Page 107 of Sunder

The bond flared.

The pulse thrumming through her blood along with it.

And suddenly the touches were not enough and too much all at once. Because they weren’t right, and he wasn’t as overcome as she was, and that was unbearable.

She sat up, and Athan looked at her in alarm, and Orma did not quite recognise herself as she pushed him onto his back. His head wasn’t on the pillows, and that should matter, but what seemed of far great import was getting this clothing off of him.

And, for that matter, the rest of her nightdress. It was caught about her hips, and she was kneeling on the bed rather than standing properly on the floor, but she shimmied out of it anyway, tossing the garment wherever it pleased as it landed.

He opened his mouth, likely to ask if she was all right again, but she halted him by leaning down and kissing him soundly. No more distractions. No more teasing and exploring while he was neglected.

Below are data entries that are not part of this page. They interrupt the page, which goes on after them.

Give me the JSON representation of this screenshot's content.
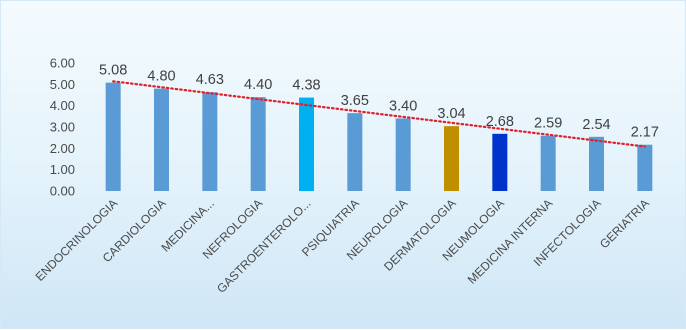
{
  "chart_data": {
    "type": "bar",
    "title": "",
    "xlabel": "",
    "ylabel": "",
    "categories": [
      "ENDOCRINOLOGIA",
      "CARDIOLOGIA",
      "MEDICINA...",
      "NEFROLOGIA",
      "GASTROENTEROLO...",
      "PSIQUIATRIA",
      "NEUROLOGIA",
      "DERMATOLOGIA",
      "NEUMOLOGIA",
      "MEDICINA INTERNA",
      "INFECTOLOGIA",
      "GERIATRIA"
    ],
    "values": [
      5.08,
      4.8,
      4.63,
      4.4,
      4.38,
      3.65,
      3.4,
      3.04,
      2.68,
      2.59,
      2.54,
      2.17
    ],
    "value_labels": [
      "5.08",
      "4.80",
      "4.63",
      "4.40",
      "4.38",
      "3.65",
      "3.40",
      "3.04",
      "2.68",
      "2.59",
      "2.54",
      "2.17"
    ],
    "bar_colors": [
      "#5b9bd5",
      "#5b9bd5",
      "#5b9bd5",
      "#5b9bd5",
      "#00b0f0",
      "#5b9bd5",
      "#5b9bd5",
      "#bf8f00",
      "#0033cc",
      "#5b9bd5",
      "#5b9bd5",
      "#5b9bd5"
    ],
    "ylim": [
      0,
      6
    ],
    "yticks": [
      "0.00",
      "1.00",
      "2.00",
      "3.00",
      "4.00",
      "5.00",
      "6.00"
    ],
    "grid": false,
    "trendline": {
      "type": "linear",
      "color": "#e0202a",
      "style": "dotted"
    }
  }
}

She did not care what he said. He might derive great satisfaction from caring for his patients, for tending to her every need, but it could not possibly follow that he had none of his own.

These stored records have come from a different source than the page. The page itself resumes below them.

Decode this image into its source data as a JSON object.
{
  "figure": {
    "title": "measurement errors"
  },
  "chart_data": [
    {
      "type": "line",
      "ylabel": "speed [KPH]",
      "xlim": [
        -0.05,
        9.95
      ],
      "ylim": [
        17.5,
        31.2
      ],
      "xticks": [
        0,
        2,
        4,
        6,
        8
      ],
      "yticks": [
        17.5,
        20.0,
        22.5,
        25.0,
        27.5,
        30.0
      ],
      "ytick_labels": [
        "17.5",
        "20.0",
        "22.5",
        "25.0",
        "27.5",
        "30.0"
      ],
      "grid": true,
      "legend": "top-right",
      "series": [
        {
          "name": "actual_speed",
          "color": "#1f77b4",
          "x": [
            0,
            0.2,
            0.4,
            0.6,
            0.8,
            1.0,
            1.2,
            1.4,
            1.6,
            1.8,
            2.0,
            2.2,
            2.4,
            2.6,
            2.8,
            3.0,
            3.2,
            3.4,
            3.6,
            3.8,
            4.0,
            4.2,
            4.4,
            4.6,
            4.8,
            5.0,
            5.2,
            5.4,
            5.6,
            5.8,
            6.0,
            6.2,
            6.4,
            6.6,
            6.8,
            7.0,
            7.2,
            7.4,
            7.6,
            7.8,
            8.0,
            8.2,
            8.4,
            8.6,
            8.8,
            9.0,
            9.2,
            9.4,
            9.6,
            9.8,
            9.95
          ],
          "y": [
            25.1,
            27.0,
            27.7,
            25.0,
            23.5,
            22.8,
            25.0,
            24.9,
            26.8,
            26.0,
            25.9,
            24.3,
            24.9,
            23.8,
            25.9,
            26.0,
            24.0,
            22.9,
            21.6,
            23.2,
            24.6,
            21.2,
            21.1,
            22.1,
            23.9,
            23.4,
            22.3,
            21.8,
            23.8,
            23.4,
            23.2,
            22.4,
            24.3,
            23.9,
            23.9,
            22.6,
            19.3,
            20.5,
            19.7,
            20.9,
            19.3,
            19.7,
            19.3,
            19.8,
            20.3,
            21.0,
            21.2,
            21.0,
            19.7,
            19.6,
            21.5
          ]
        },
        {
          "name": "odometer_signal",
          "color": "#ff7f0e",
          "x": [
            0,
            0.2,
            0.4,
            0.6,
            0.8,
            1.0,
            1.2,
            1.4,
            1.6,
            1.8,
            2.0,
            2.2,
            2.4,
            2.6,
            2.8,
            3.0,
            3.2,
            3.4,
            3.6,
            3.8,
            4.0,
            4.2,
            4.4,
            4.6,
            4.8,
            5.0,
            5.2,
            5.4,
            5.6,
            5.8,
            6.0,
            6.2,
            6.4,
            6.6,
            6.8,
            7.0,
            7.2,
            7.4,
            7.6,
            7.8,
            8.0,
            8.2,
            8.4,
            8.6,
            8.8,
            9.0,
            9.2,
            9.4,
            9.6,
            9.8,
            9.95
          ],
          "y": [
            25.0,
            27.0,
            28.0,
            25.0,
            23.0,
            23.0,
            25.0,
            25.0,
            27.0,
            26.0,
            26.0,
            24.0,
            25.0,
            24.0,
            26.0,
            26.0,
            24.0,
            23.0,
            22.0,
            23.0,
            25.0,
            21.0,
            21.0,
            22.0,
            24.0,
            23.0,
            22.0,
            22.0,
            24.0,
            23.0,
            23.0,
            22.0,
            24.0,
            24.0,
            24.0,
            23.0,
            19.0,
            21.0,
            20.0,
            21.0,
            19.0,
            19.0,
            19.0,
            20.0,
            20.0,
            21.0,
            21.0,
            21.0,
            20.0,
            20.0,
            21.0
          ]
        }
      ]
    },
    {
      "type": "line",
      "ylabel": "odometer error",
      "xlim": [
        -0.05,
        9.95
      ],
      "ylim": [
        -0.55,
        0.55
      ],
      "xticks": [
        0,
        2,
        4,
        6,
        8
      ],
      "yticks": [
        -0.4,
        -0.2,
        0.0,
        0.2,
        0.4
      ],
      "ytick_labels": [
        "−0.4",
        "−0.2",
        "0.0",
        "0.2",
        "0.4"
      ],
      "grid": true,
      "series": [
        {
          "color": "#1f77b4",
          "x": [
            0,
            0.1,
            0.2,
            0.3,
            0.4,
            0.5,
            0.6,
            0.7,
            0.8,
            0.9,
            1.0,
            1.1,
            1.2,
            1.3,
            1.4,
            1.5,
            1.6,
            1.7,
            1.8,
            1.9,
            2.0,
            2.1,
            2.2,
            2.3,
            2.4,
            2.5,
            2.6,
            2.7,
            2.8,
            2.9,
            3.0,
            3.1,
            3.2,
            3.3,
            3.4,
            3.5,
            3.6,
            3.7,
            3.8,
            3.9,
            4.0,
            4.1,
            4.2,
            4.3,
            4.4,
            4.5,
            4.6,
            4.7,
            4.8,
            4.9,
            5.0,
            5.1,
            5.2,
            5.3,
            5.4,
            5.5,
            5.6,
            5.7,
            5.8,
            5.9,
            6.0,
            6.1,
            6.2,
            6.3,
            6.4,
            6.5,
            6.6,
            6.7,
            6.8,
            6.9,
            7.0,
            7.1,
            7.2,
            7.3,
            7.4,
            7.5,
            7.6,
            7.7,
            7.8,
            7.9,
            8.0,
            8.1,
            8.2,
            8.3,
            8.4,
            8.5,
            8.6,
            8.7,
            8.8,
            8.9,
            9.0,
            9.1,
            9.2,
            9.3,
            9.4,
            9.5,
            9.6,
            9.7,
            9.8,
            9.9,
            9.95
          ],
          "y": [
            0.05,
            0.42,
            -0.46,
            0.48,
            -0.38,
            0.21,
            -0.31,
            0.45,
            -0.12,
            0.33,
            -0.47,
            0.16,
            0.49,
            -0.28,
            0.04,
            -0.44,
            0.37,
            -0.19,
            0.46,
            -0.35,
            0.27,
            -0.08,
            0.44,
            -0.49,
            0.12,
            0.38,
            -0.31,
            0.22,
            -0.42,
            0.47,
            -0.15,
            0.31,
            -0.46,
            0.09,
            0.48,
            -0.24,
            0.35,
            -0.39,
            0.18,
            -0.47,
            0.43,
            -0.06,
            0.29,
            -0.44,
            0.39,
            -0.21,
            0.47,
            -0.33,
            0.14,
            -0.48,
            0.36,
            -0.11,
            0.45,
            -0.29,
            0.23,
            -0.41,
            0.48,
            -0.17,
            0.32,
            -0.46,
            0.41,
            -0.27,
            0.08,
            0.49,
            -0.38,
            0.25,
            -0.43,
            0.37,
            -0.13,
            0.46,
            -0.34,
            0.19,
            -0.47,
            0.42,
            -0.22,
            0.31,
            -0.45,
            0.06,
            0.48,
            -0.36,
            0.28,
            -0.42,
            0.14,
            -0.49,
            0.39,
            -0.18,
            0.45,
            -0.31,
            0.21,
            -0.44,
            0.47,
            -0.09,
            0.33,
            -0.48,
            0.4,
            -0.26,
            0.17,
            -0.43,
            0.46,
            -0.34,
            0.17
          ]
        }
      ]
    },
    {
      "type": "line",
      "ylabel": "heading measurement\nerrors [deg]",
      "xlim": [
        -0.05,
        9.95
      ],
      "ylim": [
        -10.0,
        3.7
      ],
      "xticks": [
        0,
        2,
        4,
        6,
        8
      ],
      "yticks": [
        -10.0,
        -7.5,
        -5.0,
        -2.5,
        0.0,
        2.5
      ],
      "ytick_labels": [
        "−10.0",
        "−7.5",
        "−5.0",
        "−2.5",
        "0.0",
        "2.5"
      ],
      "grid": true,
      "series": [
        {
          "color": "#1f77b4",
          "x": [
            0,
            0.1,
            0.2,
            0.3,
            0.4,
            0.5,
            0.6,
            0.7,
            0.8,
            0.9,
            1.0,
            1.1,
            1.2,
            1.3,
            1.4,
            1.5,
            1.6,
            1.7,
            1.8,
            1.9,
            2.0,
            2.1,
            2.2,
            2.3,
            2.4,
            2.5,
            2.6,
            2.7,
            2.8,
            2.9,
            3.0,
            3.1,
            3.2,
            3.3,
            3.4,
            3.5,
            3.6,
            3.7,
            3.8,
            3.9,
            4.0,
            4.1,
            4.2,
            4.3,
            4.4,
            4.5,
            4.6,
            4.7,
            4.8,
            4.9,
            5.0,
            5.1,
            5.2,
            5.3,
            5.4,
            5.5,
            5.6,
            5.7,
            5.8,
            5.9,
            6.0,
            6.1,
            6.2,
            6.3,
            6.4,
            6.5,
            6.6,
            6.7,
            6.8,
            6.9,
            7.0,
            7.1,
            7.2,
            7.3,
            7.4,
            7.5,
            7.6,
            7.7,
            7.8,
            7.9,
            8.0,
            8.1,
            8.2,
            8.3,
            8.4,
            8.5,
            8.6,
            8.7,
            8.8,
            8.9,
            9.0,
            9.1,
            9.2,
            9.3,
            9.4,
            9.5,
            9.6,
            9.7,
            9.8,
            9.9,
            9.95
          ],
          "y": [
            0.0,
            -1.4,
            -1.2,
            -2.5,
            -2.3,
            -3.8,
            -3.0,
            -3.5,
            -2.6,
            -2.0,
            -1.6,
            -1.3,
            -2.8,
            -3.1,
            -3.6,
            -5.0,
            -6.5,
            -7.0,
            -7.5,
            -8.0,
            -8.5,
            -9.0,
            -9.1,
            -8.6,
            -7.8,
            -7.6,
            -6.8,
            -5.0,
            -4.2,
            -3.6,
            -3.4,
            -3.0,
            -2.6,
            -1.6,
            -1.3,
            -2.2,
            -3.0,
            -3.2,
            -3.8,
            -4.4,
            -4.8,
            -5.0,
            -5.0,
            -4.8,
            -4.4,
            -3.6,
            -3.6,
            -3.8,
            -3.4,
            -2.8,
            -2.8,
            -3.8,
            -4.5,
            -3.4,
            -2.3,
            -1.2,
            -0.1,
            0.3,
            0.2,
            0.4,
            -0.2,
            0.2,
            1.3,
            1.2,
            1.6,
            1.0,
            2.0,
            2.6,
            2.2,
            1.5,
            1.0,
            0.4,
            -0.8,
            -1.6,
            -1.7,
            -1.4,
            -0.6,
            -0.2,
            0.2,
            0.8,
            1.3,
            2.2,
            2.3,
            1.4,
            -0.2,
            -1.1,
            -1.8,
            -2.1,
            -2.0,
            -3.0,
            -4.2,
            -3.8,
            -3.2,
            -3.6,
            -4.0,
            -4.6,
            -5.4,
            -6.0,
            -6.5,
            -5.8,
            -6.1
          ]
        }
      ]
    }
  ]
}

“My Athan,” she murmured into his ear, her voice low. She smiled to herself when he swallowed, and it was his turn for his hands to clutch at the bedclothes as she went back to the knots at his shoulders. His cuffs. They yielded to her touch this time, now that she knew what she was doing wrong. And if she’d been bold enough, she would have suggested they do this standing, because there was little enticing about the awkward manoeuvring of cloth, either down hips that had to rise and lower, or over wings that did not want to be bothered so.

But he’d managed it. And if she felt a little silly, and not at all as comely as he had been while he’d undressed her, then she would make up for it with kisses.

His wrist.

Right above his elbow.

The curve of his shoulder.

His throat.

While he was left to struggle not to reach for her. To hold on to her hips and let her attend to one side, then the other.

It was easier for her. The threads told her where to go, and she had only to follow. To let her heart warm to him, to excite him with her lips and her touch as he’d done to her.

She’d left the laces of his trousers alone, and she could admit a sort of nervousness about it. It wasn’t fear—she banished that thought entirely. But it was new, and she was not nearly as familiar with a body as he was, and males were built strangely. Not that she would ever say so to the Maker directly in a prayer, but perhaps in the privacy of her own thoughts when her mother had tried to explain it to her.

Tucked neatly away until their services were required, she’d said, her lips tight and her eyes away from her daughter’s.

She was no girl any longer. She was a woman who wanted her mate, and she would not grow silly and anxious over something as inconsequential as laces on trousers.

She did not lie over him as he’d done with her. Did not trail kisses across his torso, although she could plainly see where the bond nestled.

She was growing impatient while he was lying there, seemingly content just to watch her.

She took a breath. Reached for the bond as well as his laces, and found the comfort she needed. She was doing fine. More than fine. He was so pleased he was near to bursting with it, and he wanted to touch, to pull, to bring them together, but he was restrained. For her. To let her have her fun, to be pliant and amiable to her whims.

It didn’t mean she had to look. She didn’t know how she’d feel if he stared at her most intimate places—most especially ifhe’d be thinking of others he’d seen, despite the context differing vastly than his time with her.

She compromised by tugging the legs off him, wondering if he’d mind if she tossed them away as she’d done her shift, or if that would seem insulting. He hadn’t complained about the shirt, so she did not bother with ceremony, and dropped it off the side of the bed.

“You are beautiful,” Athan observed, and she sat back on her heels, wondering why he might say such a thing. Her bad hip was in plain view. The sutures they’d used made a pale zigzag across the curve that should have been smooth and lovely. She hadn’t brushed her hair before she’d gone to find him.

Orma blinked, glancing down at herself. She was too thin, but even so, there were little rolls of softened flesh that surely were notbeautiful.

She opened her mouth to give her objections. To list all the things she found to be quite the opposite.

Then closed it again.

He thought her beautiful. Scars and all.

She felt a wave of tenderness for him, and she forgot about the rest of it. About laces and undressing and explorations as she stretched herself over him, holding him to her as best she could. Which really was an entirely new level of indecency if she took the time to think of it, but she didn’t. “Thank you,” she murmured, her voice a little smaller than it had been, and for entirely different reasons. Her mother had taught her to be polite, to accept compliments without fuss.

His arms came about her, and her skin prickled with awareness. To be touched all over, all at once. For it to feel so strange and so right, for skin to press against skin. To open her eyes and peek at the threads that fused and merged, settling together.